I could still see a tinge of brown in my father’s gray hair. His face was foreign to me. He had shaved off his beard when I was twenty, and had looked like a stranger ever since. Even though I had known him clean-shaven for more years than bearded, I always saw him through the eyes of a child, and his face was no longer the face of my childhood. I wondered if his front tooth had always been longer than its mate. I noted how the extra weight he put on over the years filled in his wrinkles. He stared directly into my face, as he always had. I did not see him blink once. I could not sustain that level of eye contact, and looked at his hands instead.
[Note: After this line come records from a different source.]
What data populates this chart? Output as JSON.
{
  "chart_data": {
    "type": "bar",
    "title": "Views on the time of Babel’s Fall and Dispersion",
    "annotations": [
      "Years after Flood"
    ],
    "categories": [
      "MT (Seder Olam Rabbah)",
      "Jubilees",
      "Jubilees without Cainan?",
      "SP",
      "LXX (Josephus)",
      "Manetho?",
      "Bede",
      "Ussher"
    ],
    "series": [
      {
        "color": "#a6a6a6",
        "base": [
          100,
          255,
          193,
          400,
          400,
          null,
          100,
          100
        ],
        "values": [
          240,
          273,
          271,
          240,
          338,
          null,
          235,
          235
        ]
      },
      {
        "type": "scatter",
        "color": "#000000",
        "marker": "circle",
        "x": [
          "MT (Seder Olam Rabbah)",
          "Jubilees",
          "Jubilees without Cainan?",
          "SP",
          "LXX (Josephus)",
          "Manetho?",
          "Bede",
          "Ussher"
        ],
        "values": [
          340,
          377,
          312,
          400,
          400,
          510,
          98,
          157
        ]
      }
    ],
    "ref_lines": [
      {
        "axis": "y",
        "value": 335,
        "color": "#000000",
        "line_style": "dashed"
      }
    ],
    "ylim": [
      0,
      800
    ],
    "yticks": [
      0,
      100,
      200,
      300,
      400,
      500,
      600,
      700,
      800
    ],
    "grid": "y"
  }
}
My father told me about his dementia, his Parkinson’s disease, and his relationship with his wife. He was sorry that he was moving closer to his stepchildren than to me or my brother. He was afraid I felt spurned. He told me that he knew he couldn’t function like he used to, couldn’t carry on conversations or walk with his old, easy gait. His cicada words bounced off my daughter shell. I just wanted him to go home. I stared at his folded hands and made reassuring, meaningless noises, as was expected of a good daughter. But I was no longer a good daughter.
My father’s hands curled loosely on his lap, so I could not see his talon-like nails. The metacarpals rose in sharp ridges above the wrinkled red skin. His veins were bluer than his eyes. The skin on the backs of his hands was made of some material different from mine, something thinner and less opaque, like the skin of lips, that would chap and tear easily. The eighty years of his life didn’t show in his face, but were betrayed by those red, fragile hands. My body remembered his hands teaching me to tie off the boat at the dock, to sew a patch on my jacket. My hands balled up so I would not reach out to stroke his fragile skin. I made an excuse to check on the children, and he followed me mutely down the stairs.
another fourth of july
On July third, they closed the street in front of Irondequoit Town Hall, set up a stage for a live band, and had the annual street dance. Girl’s hair was dyed black, curled in an ’80s pouf on top, and reached just barely to her shoulders if she pulled it straight with her fingers. She wished it were long—she wanted hair down to her knees, longer than her miniskirts, but she dyed it so often it was perpetually fried. She wore her Metallica half-shirt and a pair of denim short-shorts that were, to be honest, shorter than she intended when she bought them. You could just barely see the curve of her bottom from behind. She took a round black button from a band called Metal Church and attached it to the front side of her shorts, just below the left pocket, to draw the eye. She wore one lace fingerless glove on her left hand. Before the street dance, Girl applied black eyeliner on the inside rim of her eyes and pale pink lipstick, made paler by first applying a light concealer to hide her natural lip color. She was hot. Sexxy, with two Xs. She didn’t look fourteen years old, that was for sure. She and Brother smoked as they walked the mile to the town hall.